Otro asunto del que debería aprender, especialmente el periodismo al servicio de los poderosos es que, una cosa es mentir y prometer cuando uno es oposición, cuya mayor exponente fue el debate presidencial del 2015 y la campaña realizada por Macri que prometió cuestiones que de ninguna manera estaba dispuesto a cumplir.

Otra muy distinta es mentir siendo gobierno y tratando de convencer a la población que está bien cuando el hambre, la pobreza y la desocupación golpea los hogares de millones de argentinos, aunque los medios nos quieran convencer que, se pueden alquilar juguetes, comer tierra o que es divertido revolver en la basura.

Si algo ha dejado estas elecciones al descubierto es el accionar de tremendos chantas sobre los que se había creado un halo de invencibilidad y genialidad, que con el manejo de las redes, la Big Data y las noticias falsas podían imponer cualquier candidato sin importar la realidad que debían padecer los sacrificados votantes.

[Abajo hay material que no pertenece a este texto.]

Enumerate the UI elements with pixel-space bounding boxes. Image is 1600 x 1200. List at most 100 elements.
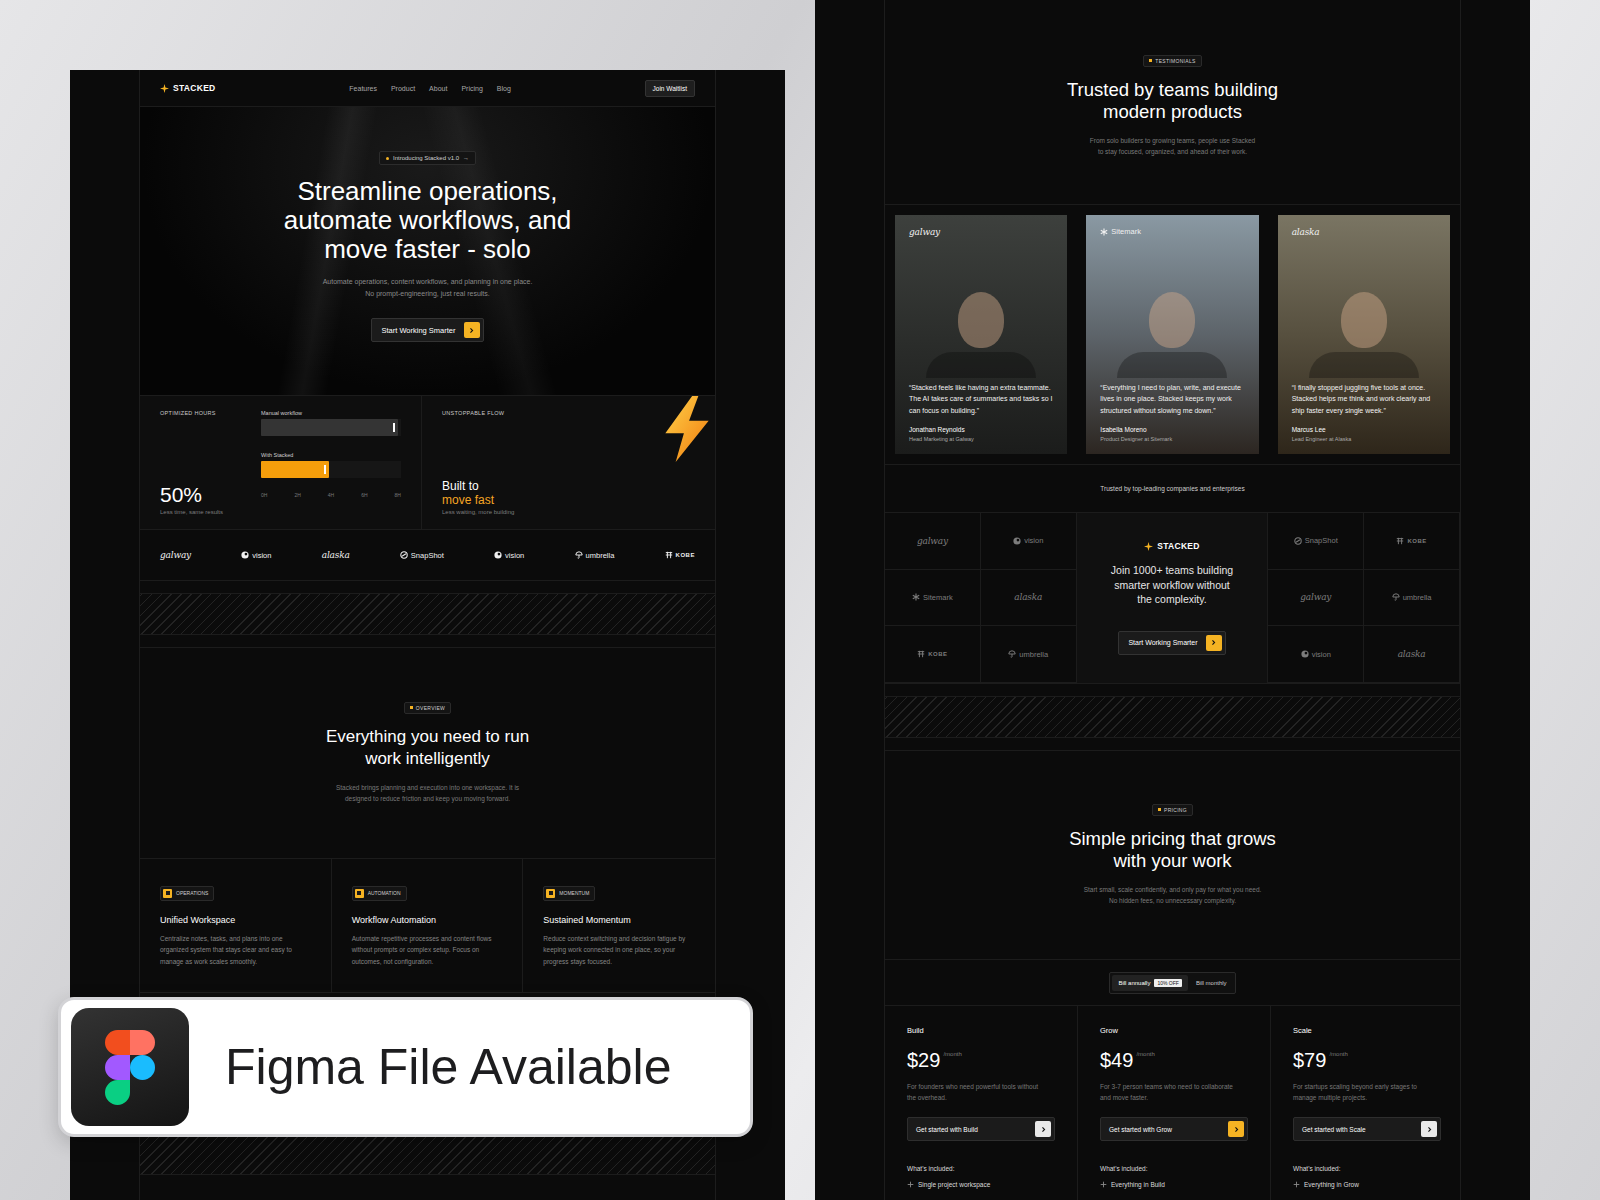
company-logo: alaska <box>1014 592 1042 602</box>
portrait-photo <box>1100 236 1244 378</box>
company-logo: Sitemark <box>912 593 953 602</box>
section-text: Start small, scale confidently, and only… <box>1084 884 1262 907</box>
chart-series: With Stacked <box>261 452 401 478</box>
logo-cell: KOBE <box>885 626 981 683</box>
nav-links: Features Product About Pricing Blog <box>349 85 510 92</box>
plan-button[interactable]: Get started with Grow <box>1100 1117 1248 1141</box>
logo-cell: Sitemark <box>885 570 981 627</box>
feature-card: AUTOMATIONWorkflow AutomationAutomate re… <box>332 859 524 992</box>
section-title: Simple pricing that growswith your work <box>1069 828 1276 872</box>
flow-title: Built tomove fast <box>442 479 695 507</box>
kobe-icon <box>1396 537 1404 545</box>
kobe-icon <box>917 650 925 658</box>
stat-caption: Less waiting, more building <box>442 509 695 515</box>
brand-logo[interactable]: STACKED <box>160 83 216 93</box>
figma-icon <box>71 1008 189 1126</box>
billing-toggle-row: Bill annually10% OFFBill monthly <box>885 960 1460 1006</box>
plus-icon <box>907 1181 914 1188</box>
dot-icon <box>494 551 502 559</box>
dot-icon <box>1013 537 1021 545</box>
logo-grid: STACKEDJoin 1000+ teams buildingsmarter … <box>885 513 1460 684</box>
nav-link[interactable]: Pricing <box>461 85 482 92</box>
section-badge: PRICING <box>1152 804 1193 816</box>
feature-card: OPERATIONSUnified WorkspaceCentralize no… <box>140 859 332 992</box>
company-logo: vision <box>1013 536 1043 545</box>
feature-card: MOMENTUMSustained MomentumReduce context… <box>523 859 715 992</box>
testimonial-card: galway“Stacked feels like having an extr… <box>895 215 1067 454</box>
testimonial-card: alaska“I finally stopped juggling five t… <box>1278 215 1450 454</box>
logo-cell: alaska <box>1364 626 1460 683</box>
overview-section: OVERVIEWEverything you need to runwork i… <box>140 647 715 859</box>
logo-strip: galwayvisionalaskaSnapShotvisionumbrella… <box>140 530 715 581</box>
company-logo: alaska <box>1398 649 1426 659</box>
logo-cell: umbrella <box>981 626 1077 683</box>
plan-button[interactable]: Get started with Build <box>907 1117 1055 1141</box>
hero-subtitle: Automate operations, content workflows, … <box>323 276 533 300</box>
start-button[interactable]: Start Working Smarter <box>1118 631 1225 655</box>
company-logo: vision <box>1301 650 1331 659</box>
stat-caption: Less time, same results <box>160 509 247 515</box>
chart-bar <box>261 461 329 478</box>
trusted-label: Trusted by top-leading companies and ent… <box>885 465 1460 513</box>
features: OPERATIONSUnified WorkspaceCentralize no… <box>140 859 715 993</box>
section-badge: OVERVIEW <box>404 702 451 714</box>
company-logo: SnapShot <box>400 551 444 560</box>
divider-strip <box>140 1133 715 1175</box>
company-logo: vision <box>494 551 524 560</box>
testimonial-card: Sitemark“Everything I need to plan, writ… <box>1086 215 1258 454</box>
plan-card: Scale$79/monthFor startups scaling beyon… <box>1271 1006 1463 1200</box>
divider-strip <box>885 696 1460 738</box>
portrait-photo <box>1292 237 1436 378</box>
nav-link[interactable]: Product <box>391 85 415 92</box>
stats: OPTIMIZED HOURS50%Less time, same result… <box>140 396 715 530</box>
company-logo: alaska <box>322 550 350 560</box>
plan-feature: Everything in Grow <box>1293 1181 1441 1188</box>
nav-link[interactable]: Features <box>349 85 377 92</box>
umbrella-icon <box>1008 650 1016 658</box>
logo-cell: galway <box>885 513 981 570</box>
testimonial-cards: galway“Stacked feels like having an extr… <box>885 205 1460 465</box>
nav-link[interactable]: Blog <box>497 85 511 92</box>
plan-card: Grow$49/monthFor 3-7 person teams who ne… <box>1078 1006 1271 1200</box>
stat-value: 50% <box>160 483 247 507</box>
hours-chart: Manual workflowWith Stacked0H2H4H6H8H <box>261 410 401 515</box>
brand-logo: STACKED <box>1144 541 1200 551</box>
company-logo: galway <box>917 536 948 546</box>
join-waitlist-button[interactable]: Join Waitlist <box>645 80 695 97</box>
company-logo: Sitemark <box>1100 227 1244 236</box>
swirl-icon <box>1294 537 1302 545</box>
hero: Introducing Stacked v1.0→Streamline oper… <box>140 107 715 396</box>
stat-label: UNSTOPPABLE FLOW <box>442 410 695 416</box>
join-card: STACKEDJoin 1000+ teams buildingsmarter … <box>1077 513 1269 683</box>
chart-axis: 0H2H4H6H8H <box>261 492 401 498</box>
plan-card: Build$29/monthFor founders who need powe… <box>885 1006 1078 1200</box>
divider-strip <box>140 593 715 635</box>
umbrella-icon <box>1392 593 1400 601</box>
nav-bar: STACKED Features Product About Pricing Blog Jo… <box>140 70 715 107</box>
billing-option[interactable]: Bill annually10% OFF <box>1112 975 1187 991</box>
pricing-header: PRICING Simple pricing that growswith you… <box>885 750 1460 960</box>
section-badge: TESTIMONIALS <box>1143 55 1201 67</box>
promo-label: Figma File Available <box>225 1038 672 1096</box>
showcase: STACKED Features Product About Pricing Blog Jo… <box>0 0 1600 1200</box>
logo-cell: SnapShot <box>1268 513 1364 570</box>
company-logo: vision <box>241 551 271 560</box>
plus-icon <box>1293 1181 1300 1188</box>
intro-badge[interactable]: Introducing Stacked v1.0→ <box>379 151 476 165</box>
portrait-photo <box>909 237 1053 378</box>
asterisk-icon <box>912 593 920 601</box>
flow-card: UNSTOPPABLE FLOW Built tomove fast Less wa… <box>422 396 715 529</box>
hours-card: OPTIMIZED HOURS50%Less time, same result… <box>140 396 422 529</box>
feature-icon <box>163 889 172 898</box>
nav-link[interactable]: About <box>429 85 447 92</box>
plan-button[interactable]: Get started with Scale <box>1293 1117 1441 1141</box>
logo-cell: KOBE <box>1364 513 1460 570</box>
logo-cell: umbrella <box>1364 570 1460 627</box>
feature-icon <box>546 889 555 898</box>
billing-option[interactable]: Bill monthly <box>1190 975 1233 991</box>
section-text: From solo builders to growing teams, peo… <box>1090 135 1255 158</box>
company-logo: SnapShot <box>1294 536 1338 545</box>
logo-cell: vision <box>1268 626 1364 683</box>
start-button[interactable]: Start Working Smarter <box>371 318 483 342</box>
company-logo: umbrella <box>575 551 615 560</box>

Pero si hubo una hazaña que debe ser resaltada fue la campaña electoral realizada por Axel Kicillof, quien a los pocos días de la derrota del 2015 ya estaba convocando a los vecinos a los parques, creo que la primera juntada se realizó en el Parque Centenario de la Ciudad de Buenos Aires, para luego recorrer centenares de pueblos de la provincia de Buenos Aires para tomar contacto directo con las necesidades, reclamos y opiniones de un pueblo que cada día estaba siendo castigado por el macrismo y su expresión en al provincia que era la inmaculada María Eugenia Vidal, que todos los encuestadores, grandes chantas también, nos decían que era invencible.

Axel devolvió la política al lugar del que nunca debería haber salido, el trabajo constante y sincero, sin mentirle al pueblo y con un conocimiento acabado de la realidad que se pretende modificar. Contrariamente a lo que dicen los exponentes de la antipolítica, Kicillof nos mostró que la política no es un lugar para vagos y requiere de un sacrificio y una dedicación que en su caso fue ejemplar.

El triunfo de Alberto Fernández nos devuelve las esperanzas a los argentinos que en su inmensa mayoría venimos siendo castigados por un gobierno que ha tenido hasta rasgos de crueldad cuando atacó a los sectores más débiles como los jubilados o los discapacitados.

El pueblo volvió a triunfar, esperemos que esta vez los logros puedan ser irreversibles.